Home Just in Time for “Anonymous” Attacks, U.S. NIST Drafts a New Readiness Plan

Just in Time for “Anonymous” Attacks, U.S. NIST Drafts a New Readiness Plan

Two years ago, the U.S. Dept. of Homeland Security firmly decided (again) that a policy of responding to vulnerabilities in the nation’s cybersecurity when they happen, is insufficient. The National Institute of Standards and Technology set about on a plan to model a 21st century perpetual vulnerability mitigation scheme – a continuous monitoring (CM) framework that attempts to model security procedures not in terms of crisis and response, but instead as a perpetual cycle of monitoring and engagement that stays basically the same whether or not there’s a crisis.

In other words, if you “keep doing this all the time,” then whatever happens won’t destroy the network. Late last week, NIST produced its first series of drafts for how government information services could look, perhaps later this decade. It’s so radically different from anything seen thus far, that NIST acknowledges that no one in the commercial sector has even come up with the language to describe it.

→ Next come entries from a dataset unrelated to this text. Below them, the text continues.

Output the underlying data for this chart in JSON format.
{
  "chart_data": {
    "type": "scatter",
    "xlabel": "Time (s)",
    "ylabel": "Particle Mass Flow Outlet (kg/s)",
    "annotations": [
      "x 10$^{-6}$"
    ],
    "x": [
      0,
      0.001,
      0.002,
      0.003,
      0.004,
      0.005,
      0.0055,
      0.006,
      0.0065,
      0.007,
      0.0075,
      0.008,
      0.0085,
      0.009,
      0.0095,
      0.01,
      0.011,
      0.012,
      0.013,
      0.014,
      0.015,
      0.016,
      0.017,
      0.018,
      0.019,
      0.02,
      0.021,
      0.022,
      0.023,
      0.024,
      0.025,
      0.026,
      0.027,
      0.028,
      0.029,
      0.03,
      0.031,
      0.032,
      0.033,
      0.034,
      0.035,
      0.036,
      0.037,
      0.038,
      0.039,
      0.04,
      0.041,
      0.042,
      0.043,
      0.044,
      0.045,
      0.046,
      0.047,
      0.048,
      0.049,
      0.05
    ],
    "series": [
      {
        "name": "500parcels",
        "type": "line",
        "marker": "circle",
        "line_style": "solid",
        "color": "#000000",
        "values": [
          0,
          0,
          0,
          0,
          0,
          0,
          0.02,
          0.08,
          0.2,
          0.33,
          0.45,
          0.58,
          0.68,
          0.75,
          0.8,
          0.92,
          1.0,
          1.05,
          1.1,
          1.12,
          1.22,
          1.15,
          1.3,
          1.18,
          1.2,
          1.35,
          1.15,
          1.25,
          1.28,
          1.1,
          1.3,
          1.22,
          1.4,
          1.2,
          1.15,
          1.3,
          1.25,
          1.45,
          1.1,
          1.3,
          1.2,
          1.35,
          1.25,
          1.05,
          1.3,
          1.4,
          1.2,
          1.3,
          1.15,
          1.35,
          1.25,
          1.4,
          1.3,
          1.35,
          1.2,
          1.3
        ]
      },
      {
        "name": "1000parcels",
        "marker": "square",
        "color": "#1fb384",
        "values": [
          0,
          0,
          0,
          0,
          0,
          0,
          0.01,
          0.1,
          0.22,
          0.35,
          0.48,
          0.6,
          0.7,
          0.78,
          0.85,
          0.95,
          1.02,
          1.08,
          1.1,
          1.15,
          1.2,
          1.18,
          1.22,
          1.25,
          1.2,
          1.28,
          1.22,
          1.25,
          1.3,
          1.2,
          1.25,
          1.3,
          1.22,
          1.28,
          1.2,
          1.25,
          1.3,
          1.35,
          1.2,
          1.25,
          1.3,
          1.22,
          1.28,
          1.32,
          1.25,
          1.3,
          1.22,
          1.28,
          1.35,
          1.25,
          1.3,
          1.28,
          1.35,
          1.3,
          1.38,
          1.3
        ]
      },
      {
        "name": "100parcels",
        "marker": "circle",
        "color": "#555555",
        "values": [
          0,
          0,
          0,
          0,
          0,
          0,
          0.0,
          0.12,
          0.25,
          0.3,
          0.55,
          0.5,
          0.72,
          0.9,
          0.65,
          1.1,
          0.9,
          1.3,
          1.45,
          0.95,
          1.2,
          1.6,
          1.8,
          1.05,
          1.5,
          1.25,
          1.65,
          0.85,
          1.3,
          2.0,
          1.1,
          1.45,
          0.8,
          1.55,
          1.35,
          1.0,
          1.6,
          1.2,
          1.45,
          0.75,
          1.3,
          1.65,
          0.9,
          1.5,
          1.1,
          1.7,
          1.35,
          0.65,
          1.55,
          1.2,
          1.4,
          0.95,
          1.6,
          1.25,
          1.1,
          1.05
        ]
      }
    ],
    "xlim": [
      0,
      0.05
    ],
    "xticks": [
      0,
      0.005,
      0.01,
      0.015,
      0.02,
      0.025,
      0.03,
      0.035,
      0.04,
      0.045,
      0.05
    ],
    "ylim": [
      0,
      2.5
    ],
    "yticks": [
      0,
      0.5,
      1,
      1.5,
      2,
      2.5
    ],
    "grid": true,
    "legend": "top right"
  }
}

The January draft of NIST’s interface specifications (PDF available here) shows five layers of what are periodically described as subsystems. Think of these functional components as comprised of devices, software, and people. Acknowledging that not every CM process can or should be automated, NIST’s architects have created these five classes of subsystem to represent the divisions of workflow for both people and technology who work with any data domain. In other words, regardless of what data you’re working with, as a government IT worker, you and your programs will fall someplace within this model.

So do software vendors start digesting this system now and try to build products based on it? Right now, NIST acknowledges that might not be possible.

“Each subsystem specification provides product development requirements applicable to specific product types. It is not expected, or desired, that any specific product adopt all of the subsystem specifications. Some of the subsystem specifications describe requirements that already exist within many Information Technology (IT) products. Thus, incorporation of these specifications should require only gentle instrumentation for those existing products. In other cases, the subsystems represent new functionality and product types (e.g., multi-product sensor orchestration and tasking and policy content repositories) that do not currently exist on the market. If vendors choose to adopt these specifications, they will likely need to develop new products. To catalyze vendor involvement we are looking into providing functioning prototypes of these capabilities.”

In a situation that will remind some folks of The Hitchhiker’s Guide to the Galaxy, NIST comes clean in saying that in order to understand how this solution may eventually work, everyone needs to learn along the way just how the problem works. One of the elements absent from the NIST drafts so far is remediation, for instance. Right now, it’s worked out a structural framework for a query system that triggers workflow between the elements of the subsystems shown in the diagram. But the query language itself has not been invented yet.

So are we years away from a working implementation? Perhaps not very many. The CM concept has only been devised in the past few years, and one of the documents that led to the forging of these latest drafts was only produced last September. At that time, the CM concept was being referred to by its broader abbreviation, Information Systems Continuous Monitoring (ISCM).

“The output of a strategically designed and well-managed organization-wide ISCM program can be used to maintain a system’s authorization to operate and keep required system information and data… up to date on an ongoing basis,” the September document explains. “Security management and reporting tools may provide functionality to automate updates to key evidence needed for ongoing authorization decisions. ISCM also facilitates risk-based decision making regarding the ongoing authorization to operate information systems and security authorization for common controls by providing evolving threat activity or vulnerability information on demand. A security control assessment and risk determination process, otherwise static between authorizations, is thus transformed into a dynamic process that supports timely risk response actions and cost-effective, ongoing authorizations. Continuous monitoring of threats, vulnerabilities, and security control effectiveness provides situational awareness for risk-based support of ongoing authorization decisions. An appropriately designed ISCM strategy and program supports ongoing authorization of type authorizations, as well as single, joint, and leveraged authorizations.”

The hope is that, once security vulnerabilities are identified by researchers, either in the public or private sectors, the standardization of their reporting will enable them to be entered into the system like marbles in a pachinko machine. The system will essentially digest them, feeding on them and integrating their lessons into everyday processes. It is a completely different way to think about work and workflow, but desperate times demand it.